Viewers are invited to peer into a painting of three men at a table – one chews on an onion, the central figure raises a carafe to pour for the viewer and the youngest gives a thumbs up. This is one version of Velázquez’s El Almuerzo (‘The Lunch’) from 1617.

Installation view of one version of The Lunch (1617) by Diego Velázquez at Bodegas Tradición. Courtesy Bodegas Tradición

Nearby, Sorolla’s La Piara (Octobre 1917) presents an impressionistic sketch of pig farmers and their drove. This might look like a bright and breezy celebration of the everyday but for all the light in the painting there is also the shadow of an impending pandemic, revolution, economic crisis and social unrest in Spain. The subject of Julio Romero de Torres’s Lolita Astolfi knowingly grins as she holds her guitar: the bodega is, after all, located in Santiago – the gitano and flamenco dancing neighbourhood of Jerez. In stark contrast, El Greco’s astonishing Saint Francis of Assisi in Prayer (1585) depicts the saint in penitence.

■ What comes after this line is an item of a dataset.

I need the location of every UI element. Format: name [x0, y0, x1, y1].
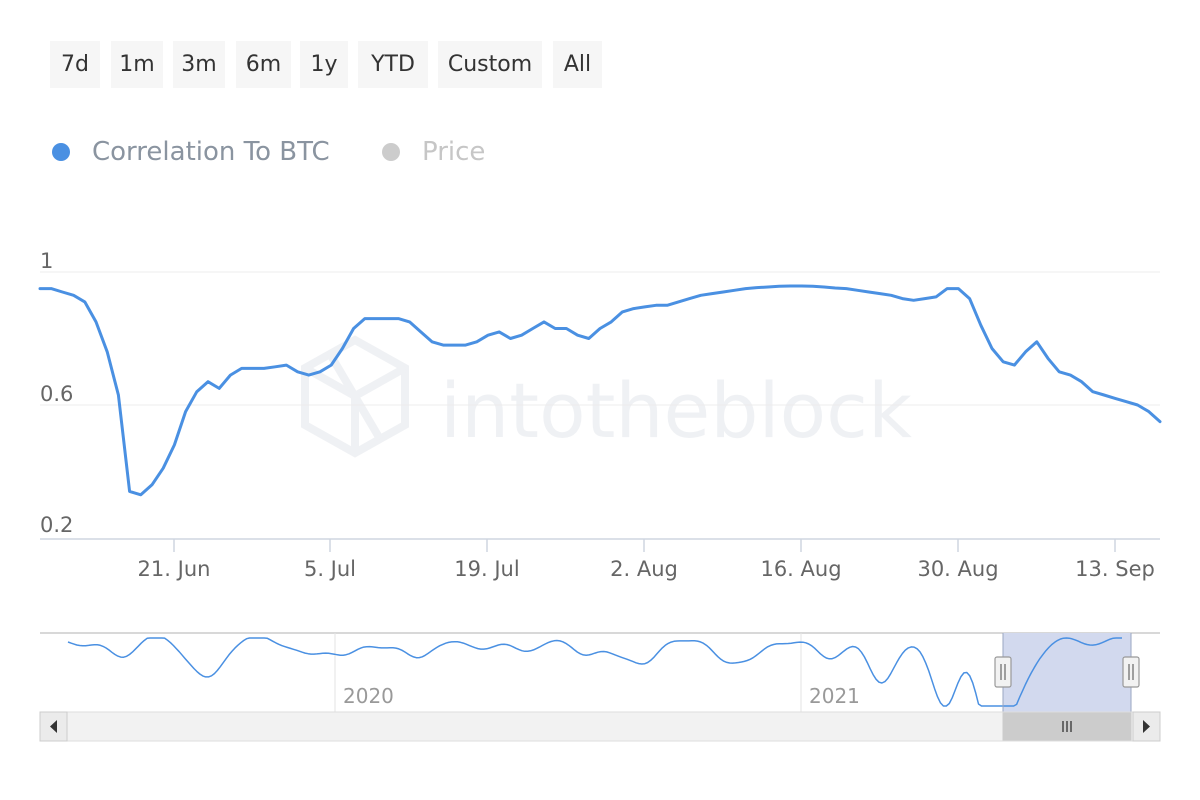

The original bodega’s roots stretch back to the early 1650s. The earliest vintner, Pedro Alonso Cabeza de Aranda y Zarco used his initials, ‘CZ’, to brand first the rumps of his prized Andalusian horses and then the first sherry butt made for the bodega. By 1771 Bodegas CZ was supplying the British royal household with sherry and by 1887 it was also the official supplier to the Spanish royal household. 

Following a period of subdued success, in 1998, Joaquín Rivero relaunched ‘CZ’ as Bodegas Tradición CZ. He acquired a historic warehouse in central Jerez and sought out smaller bodegas to find the oldest, most exceptional and often forgotten solera aged-wine butts with which to re-establish the tradition of sherry-making at his own bodega. These ‘very old wines’ became legally recognised categories in 2000 under the appellations ‘VOS’ (Vinum Optimum Signatum) and ‘VORS’ (Vinum Optimum Rare Signatum).  

Everything at the bodega is still done in the traditional way, by hand, and the winemaking team is rooted in tradition too: the man responsible for selection and blending is José Ignacio Domecq Fernández de Bobadilla, the son of José Ignacio Domecq González (1914–97), an oenologist of such high renown in Jerez that he was known as ‘The Nose’. Cellarmaster José ‘Pepe’ Blandino has almost 60 years of experience.

The family believes that the artworks in the winery help further develop Spanish cultural identity, like the sherries. Joaquín Rivera sought the rarest and finest solera butts in the region to ensure that his product represented the best of local sherry-making. And through his art collection, he tried to give a flavour of Spain’s contribution to art history. In a way, collecting old wine butts and an archive of winemaking is akin to creating an art collection. ‘I try to make people understand what units of 30 years at a time means,’ Helena Rivero says. ‘Time measured in drink.’